In its defense of the policy, the state points out that drug testing is already common in private sector workplaces. But civil libertarians note that the state, unlike a private firm, is bound by Fourth Amendment restrictions on unreasonable government searches.
On top of its crusade for a drug-free state payroll, Florida has also sought to clean up its welfare rolls with a policy of mandatory drug testing for welfare applicants. The law, enacted by the legislature in 2011, was ultimately struck down in federal court. But it also sparked a national outrage (and some notable satire), because it invoked the classic Reaganite trope of public aid recipients as undeserving miscreants looking to “game the system.” The stereotype has historically been reflected in the image of black “welfare queen,” or more recently, in the underworked, overpaid state bureaucrat. Nationwide, lawmakers have glommed onto this convenient political logic of drug-screening people involved with public assistance programs, with recent proposals for mandatory testing in Texas, Pennsylvania, Washington and other states.
Whether the urinalysis dragnet targets people seeking government support or those delivering public services, the presumptions underlying mandatory testing feed into the oppressive stigma of being tied to the public system, which in turn stokes public mistrust and backlash against government itself.
Shalini Goel Agarwal, an ACLU of Florida attorney who is working on the case, says that for welfare recipients, blanket drug-testing reflects “an assumption that if they’re relying on public benefits, must be because those folks are at fault in some way, it’s because they’re using drugs…. The facts don’t seem to bear out the stereotype, but there is this kind of villainization that’s going on.”
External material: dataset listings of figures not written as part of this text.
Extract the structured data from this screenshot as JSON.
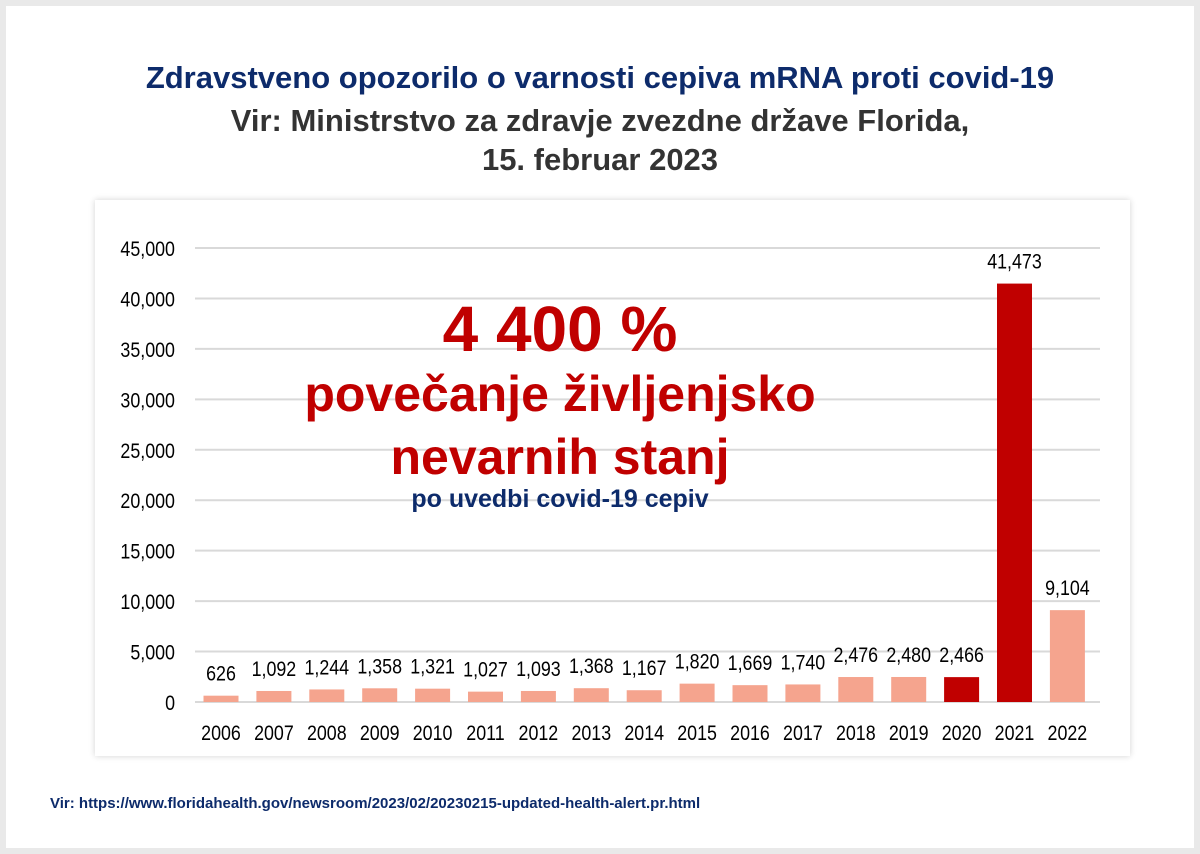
{
  "title": "Zdravstveno opozorilo o varnosti cepiva mRNA proti covid-19",
  "subtitle_line1": "Vir: Ministrstvo za zdravje zvezdne države Florida,",
  "subtitle_line2": "15. februar 2023",
  "overlay": {
    "percent": "4 400 %",
    "line1": "povečanje življenjsko",
    "line2": "nevarnih stanj",
    "line3": "po uvedbi covid-19 cepiv"
  },
  "source": "Vir: https://www.floridahealth.gov/newsroom/2023/02/20230215-updated-health-alert.pr.html",
  "chart_data": {
    "type": "bar",
    "title": "",
    "xlabel": "",
    "ylabel": "",
    "ylim": [
      0,
      45000
    ],
    "yticks": [
      "0",
      "5,000",
      "10,000",
      "15,000",
      "20,000",
      "25,000",
      "30,000",
      "35,000",
      "40,000",
      "45,000"
    ],
    "grid": true,
    "categories": [
      "2006",
      "2007",
      "2008",
      "2009",
      "2010",
      "2011",
      "2012",
      "2013",
      "2014",
      "2015",
      "2016",
      "2017",
      "2018",
      "2019",
      "2020",
      "2021",
      "2022"
    ],
    "values": [
      626,
      1092,
      1244,
      1358,
      1321,
      1027,
      1093,
      1368,
      1167,
      1820,
      1669,
      1740,
      2476,
      2480,
      2466,
      41473,
      9104
    ],
    "labels": [
      "626",
      "1,092",
      "1,244",
      "1,358",
      "1,321",
      "1,027",
      "1,093",
      "1,368",
      "1,167",
      "1,820",
      "1,669",
      "1,740",
      "2,476",
      "2,480",
      "2,466",
      "41,473",
      "9,104"
    ],
    "highlight": [
      "normal",
      "normal",
      "normal",
      "normal",
      "normal",
      "normal",
      "normal",
      "normal",
      "normal",
      "normal",
      "normal",
      "normal",
      "normal",
      "normal",
      "dark",
      "dark",
      "normal"
    ],
    "colors": {
      "normal": "#f5a48e",
      "dark": "#c00000"
    }
  }
}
But despite Scott’s arbitrary drug-test mandate, Agarwal says, “The Fourth Amendment applies just as surely to poor people and just as surely to state employees as it does to anybody else.”
Historically, drug testing in both public and private workplaces has been controversial, not only because of its physical intrusiveness, but because it is often just inaccurate. Civil liberties groups point out the risk of botched results and false positives. Moreover, arbitrary surveillance of workers’ behavior through invasive tests can have a toxic impact on the workplace social environment.
In some cases, the data debunks the political rhetoric it was supposed to bolster. Advocates cite research data on welfare applicants suggesting that impoverished people actually live pretty clean: only about 2.5 percent of the applicants tested had positive results, compared to a rate of about 9 percent for the general population. Similarly, testing of employees and applicants at the state Departments of Transportation, Juvenile Justice, and Corrections showed positive results ranging from less than one percent to about 2.5 percent.
But whatever the data say, labor advocates argue that the state has crossed a constitutional line in both privacy and labor rights in its workplaces.
Many of the legal challenges to drug-test policies, Agarwal notes, have been led by unions, because “individual employees are scared to come forward, they’re scared for their own job security, they’re scared what’s going to happen to them and their families, and so they don’t come forward. And the only way effectively to get at this issue and to challenge the employers head on is to do it through the union.”
While labor has effectively resisted Florida’s effort to track drug use in its workforce, the draconian testing policy has exposed the government’s problem with data abuse. The behavioral policing of workers and the poor tells us little about their social values, but reveals much about how supposed “public safety” interests at the center of power can become a tool for invading bodily privacy at the social margins.